The Frenchman ignored him. “Look at your associate and tell me if you think that’s what he believes,” he said to Ty. His lips curled in a sneer and he glared at Beck. “I would have killed for her. I would die for her.”

Beck felt a few eyes turn to him, but he kept his own gaze on Dujardin. “I had no choice,” he said hoarsely.

“Nor. Do. I.”

The Frenchman twisted his bound hands, trying to bring the gun back up to fire at Beck. He had to have known he never stood a chance.

When Beck’s ears stopped ringing, he saw Dujardin’s body sprawled on the concrete, lifeless eyes staring up into the bright-blue sky. He felt a hand come down on his good shoulder and heard MacMillan say quietly, “He wasn’t going to let us take him alive, you know. This isn’t your fault.” His fingers squeezed. “And neither was she.” He moved away, talking into his phone.

Vaguely Beck heard Vega barking orders at his officers. Beck couldn’t take his eyes off Dujardin. Juxtaposed on the scene was the body of Dujardin’s woman and the Afghani family the Frenchman murdered.

It had never set right with Beck, killing a woman. And even though it had been in self-defense, as Ty said, Beck couldn’t get rid of the guilt he felt. He also couldn’t get past the guilt for not being able to save that family. A bullet in the shoulder was the least of what he deserved.

Ty took him by his good arm and steered him over to a chair someone had brought outside and placed in the shade provided by the portico. “Sit down before you fall down,” Ty said. He pushed Beck’s hand away from his shoulder. “Let’s get this off and take a look.”

Beck helped as much as he could, gritting his teeth as Ty worked his suit coat off. Ty pulled a switchblade out of his boot and gently slashed through the collar of Beck’s T-shirt, then let out a whistle through his teeth as he ripped the shirt to expose the wound.
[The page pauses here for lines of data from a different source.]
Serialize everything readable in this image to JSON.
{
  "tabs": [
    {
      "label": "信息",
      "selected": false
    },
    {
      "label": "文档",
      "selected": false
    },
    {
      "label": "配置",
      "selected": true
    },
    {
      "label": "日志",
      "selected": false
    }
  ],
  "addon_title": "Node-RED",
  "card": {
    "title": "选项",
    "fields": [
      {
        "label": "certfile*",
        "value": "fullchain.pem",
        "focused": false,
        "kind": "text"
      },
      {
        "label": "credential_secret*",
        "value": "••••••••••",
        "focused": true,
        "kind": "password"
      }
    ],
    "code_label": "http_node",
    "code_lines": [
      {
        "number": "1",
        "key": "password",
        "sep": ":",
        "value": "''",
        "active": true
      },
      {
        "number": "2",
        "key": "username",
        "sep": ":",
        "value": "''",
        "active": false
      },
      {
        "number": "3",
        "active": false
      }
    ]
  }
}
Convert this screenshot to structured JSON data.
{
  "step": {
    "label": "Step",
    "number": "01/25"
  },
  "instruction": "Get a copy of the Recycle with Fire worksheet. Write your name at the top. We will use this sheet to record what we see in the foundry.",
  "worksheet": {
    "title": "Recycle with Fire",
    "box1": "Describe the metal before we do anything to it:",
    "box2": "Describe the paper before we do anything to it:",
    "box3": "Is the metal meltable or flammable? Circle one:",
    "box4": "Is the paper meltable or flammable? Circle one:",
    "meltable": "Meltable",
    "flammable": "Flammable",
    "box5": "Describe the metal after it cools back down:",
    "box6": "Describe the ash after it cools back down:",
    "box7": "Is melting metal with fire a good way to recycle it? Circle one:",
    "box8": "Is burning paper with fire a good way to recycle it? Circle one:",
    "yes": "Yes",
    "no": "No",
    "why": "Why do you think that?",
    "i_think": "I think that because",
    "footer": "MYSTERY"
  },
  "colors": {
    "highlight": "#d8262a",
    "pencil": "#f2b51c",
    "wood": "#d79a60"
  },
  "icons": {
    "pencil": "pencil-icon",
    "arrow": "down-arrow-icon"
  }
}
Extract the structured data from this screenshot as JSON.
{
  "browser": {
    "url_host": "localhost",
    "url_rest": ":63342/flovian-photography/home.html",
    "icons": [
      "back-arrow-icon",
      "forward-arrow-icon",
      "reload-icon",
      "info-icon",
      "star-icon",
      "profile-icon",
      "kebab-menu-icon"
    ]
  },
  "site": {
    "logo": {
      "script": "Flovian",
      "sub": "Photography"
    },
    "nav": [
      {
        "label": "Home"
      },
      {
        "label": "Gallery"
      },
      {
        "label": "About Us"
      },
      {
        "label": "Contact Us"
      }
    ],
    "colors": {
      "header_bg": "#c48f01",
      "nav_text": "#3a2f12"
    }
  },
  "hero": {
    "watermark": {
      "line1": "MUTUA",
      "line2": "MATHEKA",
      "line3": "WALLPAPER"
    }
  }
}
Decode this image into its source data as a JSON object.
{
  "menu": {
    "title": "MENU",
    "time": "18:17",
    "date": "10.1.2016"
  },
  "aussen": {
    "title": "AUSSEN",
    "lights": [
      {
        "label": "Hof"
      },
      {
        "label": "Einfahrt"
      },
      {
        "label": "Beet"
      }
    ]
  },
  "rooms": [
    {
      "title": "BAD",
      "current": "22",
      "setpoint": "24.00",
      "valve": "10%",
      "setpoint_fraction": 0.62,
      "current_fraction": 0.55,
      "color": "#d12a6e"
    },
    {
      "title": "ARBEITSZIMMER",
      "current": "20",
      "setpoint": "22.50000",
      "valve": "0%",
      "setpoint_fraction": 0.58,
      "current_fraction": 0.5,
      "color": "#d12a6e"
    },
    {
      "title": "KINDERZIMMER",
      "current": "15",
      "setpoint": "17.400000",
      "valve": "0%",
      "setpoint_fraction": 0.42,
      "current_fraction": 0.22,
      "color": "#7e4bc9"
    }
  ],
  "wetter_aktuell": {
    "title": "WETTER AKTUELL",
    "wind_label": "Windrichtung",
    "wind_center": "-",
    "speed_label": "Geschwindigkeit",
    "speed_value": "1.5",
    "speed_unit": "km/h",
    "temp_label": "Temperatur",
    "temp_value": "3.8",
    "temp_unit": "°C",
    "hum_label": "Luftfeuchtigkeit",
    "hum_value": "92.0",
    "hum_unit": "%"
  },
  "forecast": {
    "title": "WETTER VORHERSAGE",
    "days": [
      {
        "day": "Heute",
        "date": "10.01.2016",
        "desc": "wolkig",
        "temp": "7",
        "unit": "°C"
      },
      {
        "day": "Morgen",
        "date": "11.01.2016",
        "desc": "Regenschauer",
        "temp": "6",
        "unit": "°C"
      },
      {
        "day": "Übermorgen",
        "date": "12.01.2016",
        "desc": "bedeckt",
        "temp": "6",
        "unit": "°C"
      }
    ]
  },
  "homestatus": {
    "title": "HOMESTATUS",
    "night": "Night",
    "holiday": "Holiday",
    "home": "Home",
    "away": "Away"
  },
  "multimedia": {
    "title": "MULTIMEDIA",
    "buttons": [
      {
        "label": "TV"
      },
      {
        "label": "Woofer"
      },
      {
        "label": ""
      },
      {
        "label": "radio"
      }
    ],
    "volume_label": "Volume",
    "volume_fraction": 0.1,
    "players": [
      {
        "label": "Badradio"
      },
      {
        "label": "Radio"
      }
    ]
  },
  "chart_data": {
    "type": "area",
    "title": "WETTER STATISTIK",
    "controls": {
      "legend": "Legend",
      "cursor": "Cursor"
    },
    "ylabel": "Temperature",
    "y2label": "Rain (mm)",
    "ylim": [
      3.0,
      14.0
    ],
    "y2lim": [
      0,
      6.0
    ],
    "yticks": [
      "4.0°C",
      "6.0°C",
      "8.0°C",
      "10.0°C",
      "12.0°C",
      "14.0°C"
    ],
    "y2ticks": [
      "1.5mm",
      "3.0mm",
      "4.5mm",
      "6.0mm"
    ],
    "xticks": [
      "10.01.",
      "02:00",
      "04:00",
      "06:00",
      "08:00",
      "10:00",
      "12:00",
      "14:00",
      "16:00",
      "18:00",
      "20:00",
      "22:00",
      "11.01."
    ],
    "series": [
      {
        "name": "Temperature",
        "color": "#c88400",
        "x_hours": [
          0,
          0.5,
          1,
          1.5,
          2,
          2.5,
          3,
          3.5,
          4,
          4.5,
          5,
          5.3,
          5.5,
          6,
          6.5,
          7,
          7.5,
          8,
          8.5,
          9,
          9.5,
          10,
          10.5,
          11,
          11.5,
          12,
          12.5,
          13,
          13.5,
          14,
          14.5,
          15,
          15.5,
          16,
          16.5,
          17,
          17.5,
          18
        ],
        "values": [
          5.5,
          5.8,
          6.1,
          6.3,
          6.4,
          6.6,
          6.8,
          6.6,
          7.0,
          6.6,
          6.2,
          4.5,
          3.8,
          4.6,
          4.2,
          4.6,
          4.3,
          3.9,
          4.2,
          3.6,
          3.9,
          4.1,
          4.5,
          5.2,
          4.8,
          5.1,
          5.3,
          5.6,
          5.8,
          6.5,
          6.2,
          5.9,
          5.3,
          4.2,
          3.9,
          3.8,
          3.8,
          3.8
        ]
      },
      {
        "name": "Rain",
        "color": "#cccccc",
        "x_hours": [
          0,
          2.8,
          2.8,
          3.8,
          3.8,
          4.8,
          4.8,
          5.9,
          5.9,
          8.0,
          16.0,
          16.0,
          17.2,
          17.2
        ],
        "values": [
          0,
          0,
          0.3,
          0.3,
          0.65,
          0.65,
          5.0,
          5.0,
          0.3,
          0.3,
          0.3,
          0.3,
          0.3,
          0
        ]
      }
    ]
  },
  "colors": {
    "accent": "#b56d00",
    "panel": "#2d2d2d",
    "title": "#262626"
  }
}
“Well, it’s not as bad as it could’ve been,” his friend said as he put the material back over the wound and put pressure on it. Beck hissed with pain. “Pansy,” Ty muttered. “It’s your left shoulder, and since you’re right-handed, that leaves your dominant side uninjured. But, man, a few inches lower and that’d be you on the pavement with your toes cocked up.”

An ambulance arrived and the paramedics rushed over. Ty moved out of the way as they got to work. Five minutes later Beck was loaded onto a gurney, the paramedics lifted the gurney into the back of the ambulance, and the vehicle was on its way to the hospital.